La Movida Madrileña

Cierto que los precursores de La Movida contribuyeron a soltar amarras con la España retrógrada del tardofranquismo, la misma que probablemente ahora, veintiocho años después, todavía recuerda con añoranza el gatillazo del 23-F. Y cierto es que gracias a su arrojo, a la ausencia de complejos y a su carácter desinhibido, la Transición balbuciente, aún inconclusa, se fue desperezando poco a poco, y sacudiéndose la herencia casposa del Tío Paco.

Pero de ahí a sostener con desconocimiento de causa que la Movida Madrileña fue un “movimiento contracultural”, equiparándolo al romanticismo y a la bohemia decimonónica, o a la Generación Beat norteamericana de los años cincuenta, o al movimiento hippie de los sesenta, o al movimiento punk de los setenta…, además de una osadía sin fundamento, denota que en este país nuestro hay tal cantidad de indocumentados por metro cuadrado, que habría que habilitar un abrevadero público en la Plaza de Cibeles, junto al despacho de Gallardón, para dar de beber el elixir de la ignorancia a una progresía petulante muy dada a construir mitos infundados, que presume de su raigambre intelectual inexistente quizás porque desconoce el sentido del ridículo. ¡Más fantasmas que en el Palacio de Linares!

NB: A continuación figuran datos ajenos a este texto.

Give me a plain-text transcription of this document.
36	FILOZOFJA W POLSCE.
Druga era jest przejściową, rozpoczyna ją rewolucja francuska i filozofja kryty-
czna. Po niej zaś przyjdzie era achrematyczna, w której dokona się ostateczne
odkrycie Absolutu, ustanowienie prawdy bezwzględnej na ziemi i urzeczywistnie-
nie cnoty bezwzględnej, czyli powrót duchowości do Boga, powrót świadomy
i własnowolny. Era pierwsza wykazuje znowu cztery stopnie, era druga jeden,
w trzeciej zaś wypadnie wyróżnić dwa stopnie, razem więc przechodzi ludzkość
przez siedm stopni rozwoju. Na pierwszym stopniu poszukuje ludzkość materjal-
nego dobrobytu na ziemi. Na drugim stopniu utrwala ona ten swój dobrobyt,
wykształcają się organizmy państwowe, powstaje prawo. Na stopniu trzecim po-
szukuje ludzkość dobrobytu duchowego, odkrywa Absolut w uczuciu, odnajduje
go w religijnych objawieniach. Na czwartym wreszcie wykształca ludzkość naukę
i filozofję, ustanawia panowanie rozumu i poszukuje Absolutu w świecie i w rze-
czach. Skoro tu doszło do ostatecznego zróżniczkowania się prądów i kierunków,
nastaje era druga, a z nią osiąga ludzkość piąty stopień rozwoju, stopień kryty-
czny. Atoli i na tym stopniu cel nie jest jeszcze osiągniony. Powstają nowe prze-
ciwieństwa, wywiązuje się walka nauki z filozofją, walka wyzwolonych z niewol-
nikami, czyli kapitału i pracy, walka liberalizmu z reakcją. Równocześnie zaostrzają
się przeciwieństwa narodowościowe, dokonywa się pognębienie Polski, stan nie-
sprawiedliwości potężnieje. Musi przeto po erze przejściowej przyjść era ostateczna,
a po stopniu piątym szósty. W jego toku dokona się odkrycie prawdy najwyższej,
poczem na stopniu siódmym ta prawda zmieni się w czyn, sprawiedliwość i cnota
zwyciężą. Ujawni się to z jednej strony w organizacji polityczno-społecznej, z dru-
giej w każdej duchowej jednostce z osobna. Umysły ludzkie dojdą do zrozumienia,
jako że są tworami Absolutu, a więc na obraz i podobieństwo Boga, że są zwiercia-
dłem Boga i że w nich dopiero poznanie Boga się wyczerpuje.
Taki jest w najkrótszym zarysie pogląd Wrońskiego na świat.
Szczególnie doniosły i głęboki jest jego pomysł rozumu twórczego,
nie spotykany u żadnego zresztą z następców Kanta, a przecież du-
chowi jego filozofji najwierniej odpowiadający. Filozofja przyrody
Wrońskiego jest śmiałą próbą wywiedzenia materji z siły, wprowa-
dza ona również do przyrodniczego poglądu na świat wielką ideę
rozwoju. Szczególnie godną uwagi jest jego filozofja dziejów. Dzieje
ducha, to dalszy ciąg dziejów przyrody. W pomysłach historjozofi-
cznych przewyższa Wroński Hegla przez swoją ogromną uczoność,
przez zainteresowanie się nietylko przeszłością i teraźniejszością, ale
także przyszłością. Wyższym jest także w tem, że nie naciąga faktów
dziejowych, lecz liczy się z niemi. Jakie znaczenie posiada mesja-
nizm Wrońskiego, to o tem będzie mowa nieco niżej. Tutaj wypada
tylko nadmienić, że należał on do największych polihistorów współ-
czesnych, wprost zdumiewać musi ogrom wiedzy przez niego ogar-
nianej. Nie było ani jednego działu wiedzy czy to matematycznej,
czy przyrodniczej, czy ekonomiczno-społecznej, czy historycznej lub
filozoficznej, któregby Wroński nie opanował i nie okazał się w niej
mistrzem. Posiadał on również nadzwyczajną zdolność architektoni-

Un año de estos -¡Al tiempo!-, en la gala hortera de los Goya, algún académico mostrenco acaba comparando Pepi, Luci, Bom y otras chicas del montón de Almodóvar con La Dolce Vita de Fellini, y a Carmen Maura con Anita Ekberg derrochando sensualidad en la Fontana di Trevi.

Como sucede con la paloma de la paz, la fauna cutre que convirtió la subcultura del colocón en un bestiario friki que se adueñó de las noches golfas de Madrid, ha sido sobrevalorada por los panegiristas más percebes de nuestra historia reciente. ¿Underground? ¡No! Simplemente ganas de vivir –Que no es poco- en medio de un horizonte de futuro que entonces era casi tan incierto como el de ahora.

Claro que contemplado a vista de pájaro cuculiforme el paisaje de adormidera actual, sería muy de agradecer que en la medianoche madrileña, a la luz del farol que nunca duerme de La calle del olvido, siguieran reuniéndose a la hora bruja todos los locos de atar que estuvieran dispuestos a componerle poemas a esta vida indescifrable, donde si los mortales todavía estamos vivos es porque hay insomnes (incluidos los monjes y las monjas de clausura) que siguen creyendo en el signo de contradicción, en el conjunto vacío, en la tabla de multiplicar por cero, en el mundo boca abajo, en la razón de la sinrazón y en la eterna rebeldía de los ingenuos que seguimos soñando con la luna llena.

El riesgo intrínseco al miedo al abismo sigue siendo el precio de la sorpresa existencial; y la abulia, la maldición de la condenación eterna. Sí, ya sé que estoy un poco pallá y que me lo debería de hacer mirar; pero por una vez he querido que esta columna sin pretensiones sea un ejercicio de introspección en el universo onírico de Onetti y en La vida breve de Falla. Espero que me lo sepan perdonar.